A Texas online purchaser used her daughter-in-law’s credit card to order some automobile seat covers and have them delivered to the daughter-in-law in Alabama. When they were delivered, it was discovered that the covers were the wrong color. The daughter-in-law sent them back to the company and reversed the charge on her credit card. The company claimed that it never received the seat covers, and eventually sued the purchaser and the daughter-in-law for breach of contract.
The lawsuit against the customers was reason enough for heartburn, but adding to the problem was the fact that the action was filed in a state court in Indiana, far from either of the defendants’ homes. The defendants’ attempt to avoid having to defend the suit in Indiana failed. The “clickwrap” agreement that the customer had accepted with a click of the mouse when she purchased the items included a requirement that any legal proceeding between the purchaser and seller had to be filed in Indiana and governed by Indiana law.

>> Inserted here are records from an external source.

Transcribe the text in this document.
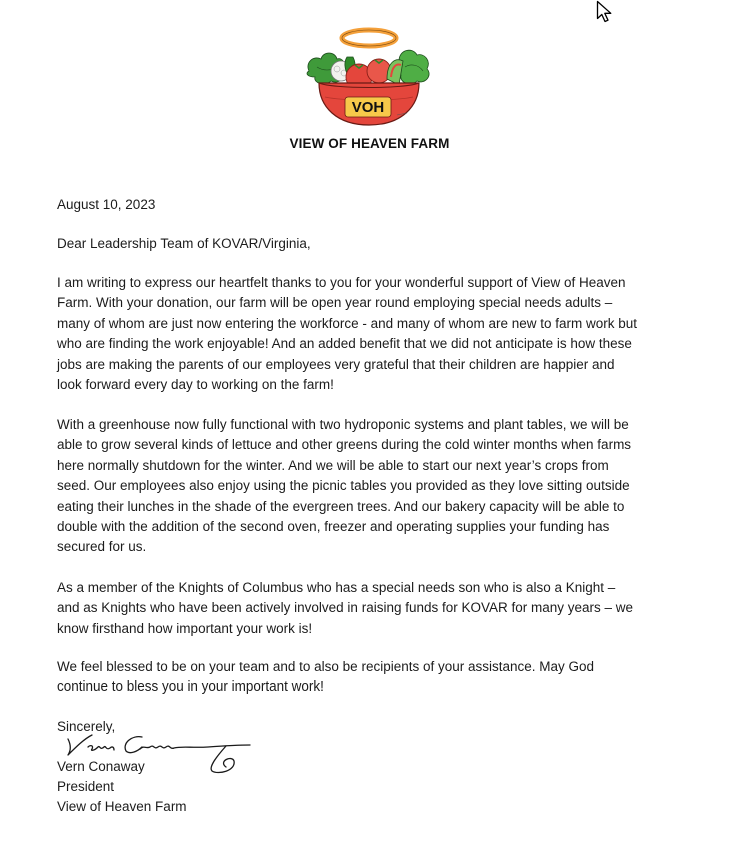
VOH
VIEW OF HEAVEN FARM
August 10, 2023
Dear Leadership Team of KOVAR/Virginia,
I am writing to express our heartfelt thanks to you for your wonderful support of View of Heaven
Farm. With your donation, our farm will be open year round employing special needs adults –
many of whom are just now entering the workforce - and many of whom are new to farm work but
who are finding the work enjoyable! And an added benefit that we did not anticipate is how these
jobs are making the parents of our employees very grateful that their children are happier and
look forward every day to working on the farm!
With a greenhouse now fully functional with two hydroponic systems and plant tables, we will be
able to grow several kinds of lettuce and other greens during the cold winter months when farms
here normally shutdown for the winter. And we will be able to start our next year’s crops from
seed. Our employees also enjoy using the picnic tables you provided as they love sitting outside
eating their lunches in the shade of the evergreen trees. And our bakery capacity will be able to
double with the addition of the second oven, freezer and operating supplies your funding has
secured for us.
As a member of the Knights of Columbus who has a special needs son who is also a Knight –
and as Knights who have been actively involved in raising funds for KOVAR for many years – we
know firsthand how important your work is!
We feel blessed to be on your team and to also be recipients of your assistance. May God
continue to bless you in your important work!
Sincerely,
Vern Conaway
President
View of Heaven Farm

It may be that most customers only skim the language in a clickwrap agreement, if they read it at all, while looking for the “I accept” button. However, the agreement, and everything in it, is no less binding because of that. Both the customer and the owner of the card she used were bound to litigate the dispute in Indiana.
The court emphasized that the online agreement gave reasonable notice of its terms. Its full text was immediately visible to the customer, who had to take the affirmative step of clicking on the “I accept” button. Not only that, but the heading for the “litigate only in Indiana” section was in bold print and capital letters.
In most cases and for most people, the legalese in clickwrap agreements is of little practical consequence, but online customers should be on notice that agreeing to buy a product may also entail agreeing that any dispute will be litigated on the other side of the country and be decided according to another state’s laws.